Teen Boys Who Have More Progressive Gender Views Are Less Violent

by Julie Scagell
Rebecca Nelson/Getty

The study looked at nearly 900 boys between the ages of 13 to 19

A new study finds teenage boys that hold more progressive views about gender are half as likely to exhibit violent behaviors as those with more strict views about masculinity and gender.

The research, which was published in the American Journal of Preventive Medicine, also found that boys with “more equitable gender attitudes had lower odds of self-reported violence perpetration across multiple domains, including dating abuse and sexual harassment,” and that boys who witnessed their friends engaging in two or more verbally, physically, or sexually abusive behaviors were two to five times more likely to engage in them, themselves.

“We have for too long siloed sexual and partner violence in one place, youth violence and bullying in another,” said Dr. Elizabeth Miller, lead author of the study and chief of the division of adolescent and young adult medicine at UPMC Children’s Hospital of Pittsburgh. The hope is that the information will help focus on “gender equity as a mechanism to use for violence prevention across the board.”

The study looked at anonymous survey data from 866 male teenagers between the ages of 13 and 19 from 20 low-income neighborhoods in Pittsburgh between 2015 and 2017. The boys were asked questions like how likely they were to agree with statements about gender norms like: “A guy never needs to hit another guy to get respect,” and “I would be friends with a guy who is gay.” The higher score on those questions, the more progressive gender views were assumed.

The study is critical to learning more about how these opinions impact behavior and the need for prevention during this age group. According to the researchers, among the adults who experienced partner violence, “26% of women and 15% of men first experienced such violence before the age of 18 years,” and, “One in 3 female and nearly 1 in 4 male victims of completed or attempted rape experienced this for the first time between age 11 and 17 years.”
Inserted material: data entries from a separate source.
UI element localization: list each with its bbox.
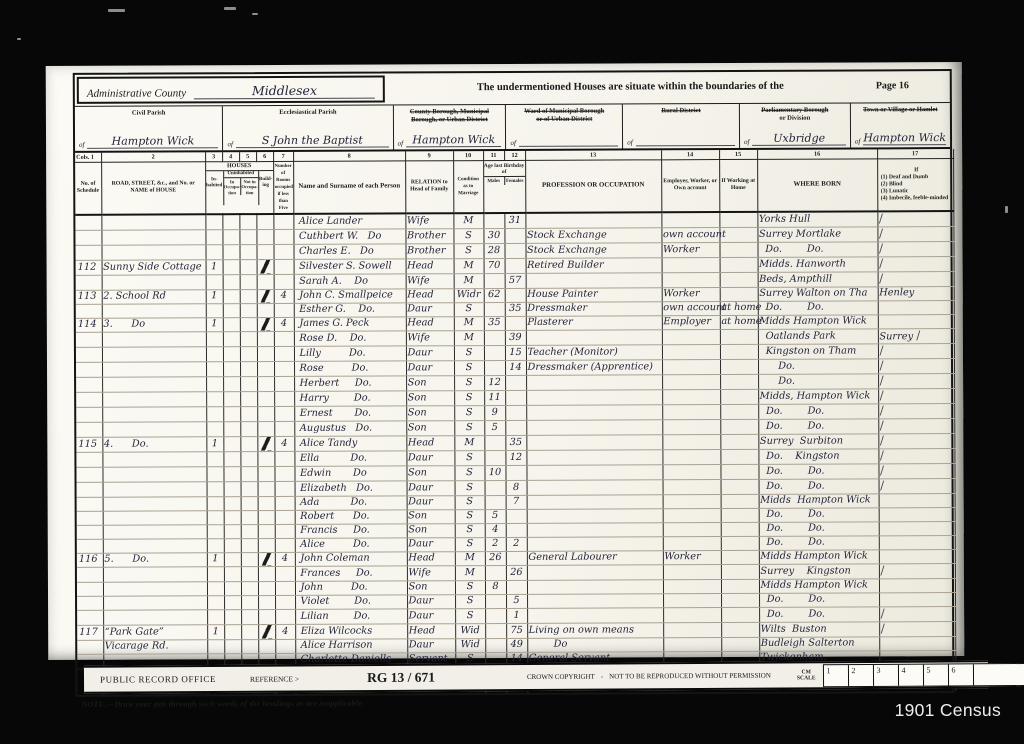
cell-condition: M (453, 213, 483, 229)
ruler-cell: 1 (823, 665, 848, 686)
cell-inhabited (207, 496, 224, 510)
cell-employer (662, 434, 720, 449)
cell-employer (662, 272, 720, 287)
cell-building (257, 346, 274, 361)
cell-rooms (274, 466, 294, 481)
cell-schedule (77, 610, 103, 625)
cell-where-born: Midds Hampton Wick (759, 550, 879, 565)
cell-building (258, 624, 275, 639)
cell-name: Rose Do. (294, 361, 406, 376)
cell-uninhabited-in-occupation (224, 581, 241, 595)
cell-occupation: Do (527, 637, 663, 652)
cell-where-born: Do. Do. (759, 508, 879, 523)
cell-uninhabited-not-occupation (241, 510, 258, 524)
cell-inhabited (207, 595, 224, 609)
cell-employer: Employer (662, 315, 720, 329)
cell-relation: Wife (405, 213, 453, 229)
cell-building (257, 274, 274, 289)
census-form: Administrative County Middlesex The unde… (73, 69, 955, 697)
cell-at-home (720, 272, 758, 287)
cell-condition: S (454, 450, 484, 465)
cell-infirmity: ∕ (877, 241, 953, 256)
cell-condition: M (454, 435, 484, 450)
cell-name: Elizabeth Do. (295, 481, 407, 496)
cell-name: Francis Do. (295, 524, 407, 538)
cell-uninhabited-in-occupation (223, 317, 240, 331)
cell-at-home (721, 550, 759, 564)
cell-address (101, 244, 205, 259)
cell-rooms (274, 391, 294, 406)
cell-age-female: 35 (505, 302, 526, 316)
column-number: 14 (661, 150, 719, 160)
cell-condition: S (455, 594, 485, 608)
cell-occupation (526, 329, 662, 345)
cell-uninhabited-not-occupation (240, 421, 257, 436)
ruler-cell (973, 663, 1024, 684)
cell-employer (662, 464, 720, 479)
cell-age-female: 15 (505, 345, 526, 360)
cell-employer (663, 622, 721, 637)
cell-at-home (720, 344, 758, 359)
census-watermark: 1901 Census (895, 700, 1001, 721)
geo-cell: Rural Districtof (623, 104, 740, 149)
header-males: Males (484, 177, 505, 185)
geo-label: Rural District (627, 107, 735, 115)
cell-inhabited: 1 (206, 289, 223, 303)
pro-reference-bar: PUBLIC RECORD OFFICE REFERENCE > RG 13 /… (84, 660, 988, 694)
ruler-cell: 4 (898, 664, 923, 685)
cell-rooms (274, 361, 294, 376)
cell-name: Alice Do. (295, 538, 407, 552)
geo-of: of (227, 140, 232, 148)
cell-rooms (273, 244, 293, 259)
cell-condition: S (455, 495, 485, 509)
cell-address (102, 361, 206, 376)
cell-relation: Daur (407, 608, 455, 623)
cell-employer (661, 212, 719, 228)
cell-schedule (76, 347, 102, 362)
cell-uninhabited-not-occupation (241, 609, 258, 624)
cell-schedule (77, 596, 103, 610)
cell-rooms (274, 421, 294, 436)
cell-where-born: Surrey Mortlake (757, 227, 877, 243)
cell-age-male (484, 302, 505, 316)
cell-uninhabited-in-occupation (224, 639, 241, 653)
cell-where-born: Do. (758, 374, 878, 390)
cell-occupation (526, 464, 662, 480)
cell-condition: M (454, 258, 484, 273)
cell-uninhabited-in-occupation (224, 609, 241, 624)
cell-rooms (275, 496, 295, 510)
cell-schedule (77, 582, 103, 596)
cell-condition: S (455, 580, 485, 594)
cell-occupation: Living on own means (527, 622, 663, 638)
cell-inhabited: 1 (206, 436, 223, 451)
reference-number: RG 13 / 671 (367, 670, 435, 686)
scan-speck (17, 38, 21, 40)
cell-occupation (526, 434, 662, 450)
cell-rooms (275, 639, 295, 653)
cell-address (102, 451, 206, 466)
cell-uninhabited-not-occupation (241, 581, 258, 595)
cell-uninhabited-in-occupation (224, 496, 241, 510)
cell-name: James G. Peck (294, 317, 406, 331)
cell-schedule: 112 (76, 260, 102, 275)
cell-inhabited (207, 538, 224, 552)
cell-occupation: Plasterer (526, 315, 662, 330)
cell-uninhabited-in-occupation (223, 466, 240, 481)
administrative-county-value: Middlesex (194, 83, 375, 100)
cell-age-male: 12 (484, 375, 505, 390)
column-number: 15 (719, 150, 757, 160)
cell-age-female: 57 (505, 273, 526, 288)
cell-infirmity: ∕ (879, 563, 955, 578)
cell-age-female (505, 390, 526, 405)
cell-where-born: Midds. Hanworth (758, 257, 878, 273)
cell-occupation (527, 593, 663, 608)
cell-employer: own account (661, 227, 719, 242)
cell-uninhabited-in-occupation (223, 421, 240, 436)
cell-infirmity: ∕ (878, 271, 954, 286)
cell-uninhabited-in-occupation (222, 244, 239, 259)
cell-uninhabited-not-occupation (241, 595, 258, 609)
cell-name: Ada Do. (295, 496, 407, 510)
cell-building (257, 466, 274, 481)
cell-inhabited (206, 331, 223, 346)
cell-inhabited: 1 (207, 552, 224, 566)
cell-at-home (721, 536, 759, 550)
cell-inhabited (206, 376, 223, 391)
cell-occupation (527, 564, 663, 580)
cell-at-home (720, 374, 758, 389)
cell-address (103, 481, 207, 496)
cell-at-home (721, 508, 759, 522)
cell-address: 3. Do (102, 317, 206, 331)
cell-building (256, 244, 273, 259)
cell-uninhabited-not-occupation (239, 229, 256, 244)
cell-employer: Worker (662, 287, 720, 301)
column-number: 8 (293, 151, 405, 161)
cell-name: Herbert Do. (294, 376, 406, 391)
geo-of: of (855, 137, 860, 145)
cell-name: Harry Do. (294, 391, 406, 406)
geo-value: Hampton Wick (87, 134, 218, 149)
cell-occupation: Dressmaker (Apprentice) (526, 359, 662, 375)
cell-employer: Worker (661, 242, 719, 257)
cell-name: Alice Lander (293, 213, 405, 229)
cell-condition: S (455, 480, 485, 495)
cell-name: Violet Do. (295, 595, 407, 609)
cell-where-born: Do. Do. (758, 301, 878, 316)
cell-uninhabited-not-occupation (239, 214, 256, 230)
cell-where-born: Do. Kingston (758, 449, 878, 465)
cell-age-female: 7 (506, 495, 527, 509)
cell-building (258, 496, 275, 510)
cell-address (102, 466, 206, 481)
cell-schedule (76, 377, 102, 392)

The researchers also found that one area of violent behavior, homophobic bullying, did not line up with the study’s larger findings about progressive gender views being linked to less violence behavior. “You would anticipate that the more progressive your beliefs, the less likely you would be to engage in homophobic teasing,” Miller said. “We did not find that.”

Miller stated that the U.S. is behind other countries in educating and providing prevention programs centered around violence against women. “This is one of the areas where we’re pretty behind the times in the United States,” she said. Unfortunately, she and her team who work with young athletes, said the earlier we can get to boys and understand how and why their opinions towards gender exists, the better.

“We can move the needle more with younger adolescents,” Miller said. “Early adolescence may be a really important time to intervene.” Their evaluation “aims to inform future youth violence prevention efforts through the identification of potential predictors of interpersonal violence perpetration.”